Japan's notorious summer heat is on its way, and beer giants Kirin Brewery Co. and Asahi Breweries Ltd. are gearing up to make the sweaty season a momentous battle of cool beer, The Mainichi Daily News reported on May, 25.

Asahi had the head start in the sub-zero beer brouhaha when it began offering freezing Asahi Super Dry beer through restaurants in summer 2010, and will be increasing the number of outlets this year. Kirin will get into the act this year, offering a technique to make mugs of its Ichiban Shibori brand into -5 degree Celsius beer slushies with frozen foam heads.

Both companies are surely hoping to be crowned king of cool this summer, but are also hoping the frozen beer push will revive lagging beer sales.

Like Asahi's offering, Kirin's beer slushies will be available in restaurants and bars, and the firm began a broad deployment of the machines that make them on May 17. The ice granules in the slushy are very fine, and mixed with the air also blended into the beer, the beverage goes down very smooth and easy. What's more, the frozen head acts as a kind of lid, keeping the beer icy for about 30 minutes, and the company eventually plans to have 1,000 special foam cap-making servers nationwide.

Kirin began a test run of the technique in March this year, providing one of the slushy machines to a restaurant in Hanshin Koshien Stadium, home of the Hanshin Tigers baseball team.

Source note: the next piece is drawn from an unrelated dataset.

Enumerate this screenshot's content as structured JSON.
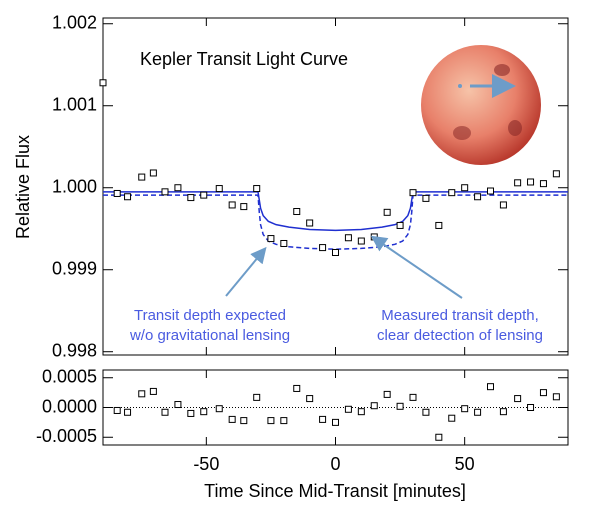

March to mid-May beer sales at the eatery apparently doubled from the same period last year.

Asahi, meanwhile, will continue offering "Extra Gold" Super Dry -- the firm's flagship beer served at -2 to 0 degrees -- through restaurants.

"Beer served at below freezing has a sharp, dry taste and makes for a more satisfying drink," the company's public relations department says. By the end of April this year, Asahi had 1,965 Extra Gold servers across Japan, and the company is aiming to bump that to 3,000 by the end of the year.

Furthermore, "Extra Gold Bars" open from May through September will appear in business districts in Tokyo, Osaka, Nagoya and Fukuoka. Asahi opened three such bars last year, which saw a total of more than 130,000 customers cross their thresholds. This year, too, the bars are already welcoming long lines of office workers looking for a cold one on the way home. With new tables that help keep the beers on them frigid, Asahi expects about 150,000 patrons this summer.

Pressured by so-called "third-category" beer-like drinks - which are cheaper than the genuine article - beer shipments dropped 4.1 percent in 2011 from the year before to 2.79 million kiloliters - less than 40 percent of the 1994 peak in beer consumption.

According to an Asahi Breweries survey, some 60 percent of beer drinkers in their 20s said that suds served at 0 degrees tasted better than the same drink served at 10 degrees. Meanwhile, less than half of respondents in older age brackets agreed, and the firm hopes its sub-zero suds PR campaign will help boost beer sales among younger consumers, who have led the recent flight from the eternal tall, cold one.